“既然孙大夫说没事,那就一定没什么。”她到底怕柳泽修多想,没有继续提此事,而是让他好好儿休息。
柳夫人出门的时候,柳老爷得了消息急匆匆地赶过来。
“大夫也说了,他现在只是身体有些虚弱,多调理一段时日便好了,这怎么又……”他不停往房间里看,柳夫人却将他拦住:“你可别在他跟前儿说这些话!”
她虽这样说着,可也在院中来来回回不肯离去,许久之后,柳老爷忽然问:“你说会不会是因为咱们不答应他的亲事,他受了太大的刺激,这才犯病?”

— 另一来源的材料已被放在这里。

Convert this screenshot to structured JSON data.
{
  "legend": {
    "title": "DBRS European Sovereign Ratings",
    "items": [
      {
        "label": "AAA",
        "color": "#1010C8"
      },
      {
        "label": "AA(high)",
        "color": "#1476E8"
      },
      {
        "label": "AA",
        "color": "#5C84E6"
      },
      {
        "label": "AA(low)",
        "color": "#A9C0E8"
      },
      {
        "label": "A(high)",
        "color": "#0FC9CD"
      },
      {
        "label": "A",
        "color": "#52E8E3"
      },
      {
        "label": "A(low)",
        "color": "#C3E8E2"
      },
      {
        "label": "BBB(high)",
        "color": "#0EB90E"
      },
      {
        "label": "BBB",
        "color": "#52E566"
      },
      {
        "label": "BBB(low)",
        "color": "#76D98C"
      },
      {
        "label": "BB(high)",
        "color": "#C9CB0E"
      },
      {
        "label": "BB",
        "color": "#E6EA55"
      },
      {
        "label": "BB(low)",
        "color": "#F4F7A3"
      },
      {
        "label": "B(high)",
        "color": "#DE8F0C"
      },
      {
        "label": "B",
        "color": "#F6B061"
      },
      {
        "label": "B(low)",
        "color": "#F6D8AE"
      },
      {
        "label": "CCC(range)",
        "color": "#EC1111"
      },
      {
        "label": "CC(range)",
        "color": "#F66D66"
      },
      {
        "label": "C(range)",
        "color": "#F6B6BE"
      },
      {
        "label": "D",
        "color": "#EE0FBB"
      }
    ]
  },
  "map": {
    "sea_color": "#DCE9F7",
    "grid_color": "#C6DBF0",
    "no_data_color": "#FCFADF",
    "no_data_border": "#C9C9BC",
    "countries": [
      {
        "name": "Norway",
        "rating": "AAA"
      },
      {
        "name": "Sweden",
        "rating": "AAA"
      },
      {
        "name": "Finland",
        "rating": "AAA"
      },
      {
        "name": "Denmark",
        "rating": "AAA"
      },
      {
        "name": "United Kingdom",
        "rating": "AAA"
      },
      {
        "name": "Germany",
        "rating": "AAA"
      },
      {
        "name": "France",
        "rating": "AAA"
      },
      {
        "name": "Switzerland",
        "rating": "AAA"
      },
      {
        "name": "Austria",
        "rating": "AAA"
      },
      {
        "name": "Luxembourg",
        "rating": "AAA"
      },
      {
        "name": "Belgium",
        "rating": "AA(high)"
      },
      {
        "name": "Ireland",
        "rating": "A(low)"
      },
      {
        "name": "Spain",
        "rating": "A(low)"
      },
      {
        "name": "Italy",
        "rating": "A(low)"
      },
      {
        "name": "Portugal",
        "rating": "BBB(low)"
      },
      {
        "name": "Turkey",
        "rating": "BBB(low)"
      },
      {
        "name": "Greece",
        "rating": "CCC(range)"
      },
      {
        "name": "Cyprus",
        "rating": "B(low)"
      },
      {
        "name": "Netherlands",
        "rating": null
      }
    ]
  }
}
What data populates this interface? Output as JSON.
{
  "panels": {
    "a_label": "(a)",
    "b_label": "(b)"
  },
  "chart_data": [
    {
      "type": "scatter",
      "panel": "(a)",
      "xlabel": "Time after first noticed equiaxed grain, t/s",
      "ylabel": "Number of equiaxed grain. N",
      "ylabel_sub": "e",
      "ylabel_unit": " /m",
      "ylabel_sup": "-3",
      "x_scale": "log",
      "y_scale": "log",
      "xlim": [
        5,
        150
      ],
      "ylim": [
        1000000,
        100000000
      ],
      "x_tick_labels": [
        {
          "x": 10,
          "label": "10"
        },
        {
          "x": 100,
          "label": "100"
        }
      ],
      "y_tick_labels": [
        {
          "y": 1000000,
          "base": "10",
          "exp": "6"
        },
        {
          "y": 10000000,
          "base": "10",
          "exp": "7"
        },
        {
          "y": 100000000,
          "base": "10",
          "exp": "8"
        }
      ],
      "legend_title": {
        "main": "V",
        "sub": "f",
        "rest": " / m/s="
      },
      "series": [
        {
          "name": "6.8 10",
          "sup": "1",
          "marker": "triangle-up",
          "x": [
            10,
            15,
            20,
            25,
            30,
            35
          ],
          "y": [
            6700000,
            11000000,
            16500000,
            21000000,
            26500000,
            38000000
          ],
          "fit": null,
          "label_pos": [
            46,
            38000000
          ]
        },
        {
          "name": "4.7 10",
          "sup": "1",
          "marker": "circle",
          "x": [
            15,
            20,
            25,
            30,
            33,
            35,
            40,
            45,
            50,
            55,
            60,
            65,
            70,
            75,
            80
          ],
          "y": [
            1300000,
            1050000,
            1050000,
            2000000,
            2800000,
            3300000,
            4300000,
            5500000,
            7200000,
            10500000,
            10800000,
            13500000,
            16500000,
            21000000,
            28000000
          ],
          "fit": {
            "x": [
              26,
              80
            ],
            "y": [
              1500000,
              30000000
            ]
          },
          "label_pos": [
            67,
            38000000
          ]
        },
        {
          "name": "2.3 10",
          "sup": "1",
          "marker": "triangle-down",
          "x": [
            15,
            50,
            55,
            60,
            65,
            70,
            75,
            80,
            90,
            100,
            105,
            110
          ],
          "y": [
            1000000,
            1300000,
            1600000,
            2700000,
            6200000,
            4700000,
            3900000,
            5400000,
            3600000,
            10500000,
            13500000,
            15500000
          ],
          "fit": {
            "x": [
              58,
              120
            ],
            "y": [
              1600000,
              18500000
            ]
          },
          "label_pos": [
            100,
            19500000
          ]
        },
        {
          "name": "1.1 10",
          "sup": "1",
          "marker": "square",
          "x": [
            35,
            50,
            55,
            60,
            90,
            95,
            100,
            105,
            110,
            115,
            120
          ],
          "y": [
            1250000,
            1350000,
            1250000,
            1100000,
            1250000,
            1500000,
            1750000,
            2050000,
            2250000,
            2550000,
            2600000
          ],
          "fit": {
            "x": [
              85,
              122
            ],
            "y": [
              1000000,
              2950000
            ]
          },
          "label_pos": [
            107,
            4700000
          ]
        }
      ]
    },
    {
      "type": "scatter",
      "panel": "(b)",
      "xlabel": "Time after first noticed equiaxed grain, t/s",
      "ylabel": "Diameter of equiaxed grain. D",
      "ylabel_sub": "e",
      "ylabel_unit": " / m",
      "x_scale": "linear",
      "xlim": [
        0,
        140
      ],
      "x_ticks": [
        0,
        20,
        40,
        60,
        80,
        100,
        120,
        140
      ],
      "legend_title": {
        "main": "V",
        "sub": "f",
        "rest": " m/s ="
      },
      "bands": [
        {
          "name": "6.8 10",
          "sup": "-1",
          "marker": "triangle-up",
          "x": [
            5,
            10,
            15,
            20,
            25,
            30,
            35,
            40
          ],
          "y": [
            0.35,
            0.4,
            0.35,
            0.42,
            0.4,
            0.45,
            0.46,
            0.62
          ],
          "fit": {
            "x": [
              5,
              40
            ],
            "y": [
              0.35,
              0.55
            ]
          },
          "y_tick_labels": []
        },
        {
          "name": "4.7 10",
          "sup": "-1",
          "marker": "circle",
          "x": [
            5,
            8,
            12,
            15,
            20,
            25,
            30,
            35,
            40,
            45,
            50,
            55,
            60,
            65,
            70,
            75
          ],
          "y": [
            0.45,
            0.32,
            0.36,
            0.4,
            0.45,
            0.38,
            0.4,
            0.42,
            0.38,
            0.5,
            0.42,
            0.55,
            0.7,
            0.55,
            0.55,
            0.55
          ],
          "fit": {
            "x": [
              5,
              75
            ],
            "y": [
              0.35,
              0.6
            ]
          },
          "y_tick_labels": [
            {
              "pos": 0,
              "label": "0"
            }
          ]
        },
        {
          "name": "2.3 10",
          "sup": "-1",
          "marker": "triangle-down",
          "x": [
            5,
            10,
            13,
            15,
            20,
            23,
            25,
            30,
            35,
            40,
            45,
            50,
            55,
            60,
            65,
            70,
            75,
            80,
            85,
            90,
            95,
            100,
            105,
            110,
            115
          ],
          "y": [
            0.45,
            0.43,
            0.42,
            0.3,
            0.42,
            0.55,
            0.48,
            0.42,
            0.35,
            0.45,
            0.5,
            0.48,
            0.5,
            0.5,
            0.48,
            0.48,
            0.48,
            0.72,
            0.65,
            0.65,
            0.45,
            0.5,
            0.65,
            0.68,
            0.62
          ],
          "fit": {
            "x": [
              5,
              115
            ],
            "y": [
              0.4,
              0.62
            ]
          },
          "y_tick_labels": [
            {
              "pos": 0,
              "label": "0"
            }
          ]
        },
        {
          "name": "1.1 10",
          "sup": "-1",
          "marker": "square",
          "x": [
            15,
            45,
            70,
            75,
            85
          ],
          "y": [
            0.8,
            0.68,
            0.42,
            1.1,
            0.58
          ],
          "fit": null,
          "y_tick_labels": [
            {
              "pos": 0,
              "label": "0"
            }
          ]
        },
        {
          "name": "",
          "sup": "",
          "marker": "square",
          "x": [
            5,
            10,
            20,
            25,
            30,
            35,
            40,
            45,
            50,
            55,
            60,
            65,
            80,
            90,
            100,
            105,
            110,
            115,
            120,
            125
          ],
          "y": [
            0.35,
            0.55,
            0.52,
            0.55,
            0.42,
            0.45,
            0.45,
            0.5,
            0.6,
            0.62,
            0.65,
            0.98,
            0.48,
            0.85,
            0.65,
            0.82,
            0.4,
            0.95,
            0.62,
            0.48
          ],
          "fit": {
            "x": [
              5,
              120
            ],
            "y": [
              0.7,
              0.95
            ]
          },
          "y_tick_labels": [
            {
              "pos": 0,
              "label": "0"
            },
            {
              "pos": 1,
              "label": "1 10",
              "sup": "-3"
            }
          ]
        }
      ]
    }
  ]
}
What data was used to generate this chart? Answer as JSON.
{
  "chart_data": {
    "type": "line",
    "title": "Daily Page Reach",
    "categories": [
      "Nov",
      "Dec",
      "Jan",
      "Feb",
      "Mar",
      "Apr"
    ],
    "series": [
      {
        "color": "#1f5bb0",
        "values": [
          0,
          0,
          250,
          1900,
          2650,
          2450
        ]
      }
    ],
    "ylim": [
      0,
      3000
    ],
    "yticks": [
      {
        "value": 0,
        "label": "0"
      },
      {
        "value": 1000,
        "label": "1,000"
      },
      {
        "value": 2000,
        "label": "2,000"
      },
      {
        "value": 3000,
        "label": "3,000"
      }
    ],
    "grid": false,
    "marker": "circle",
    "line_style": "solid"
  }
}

“这不可能!我了解儿子,他没有这么脆弱。”柳夫人摇着头一口否定。
柳老爷却还是小声道:“可我瞧他确实对那丫头上心,咱们是不是太……”
“行了,先听大夫怎么说吧!”柳夫人将他打断,心烦意燥。
柳泽修说过,孙大夫此时并不在水安城,柳夫人却还是差人去请他,得知他确实离开了,她反而松了口气。
至少柳泽修没有骗她,若孙大夫说过没事,便可放心。
即便如此,她仍心事重重。她一个人出府后,不觉间竟走到了沈家人居住的客栈。
待她反应过来的时候,一条腿迈进了客栈大门。
“我是不是疯了?”她赶紧将脚收回来,用力拍着自己的头骂道:“真是不长记性,这么快就把他们做过的事忘了?”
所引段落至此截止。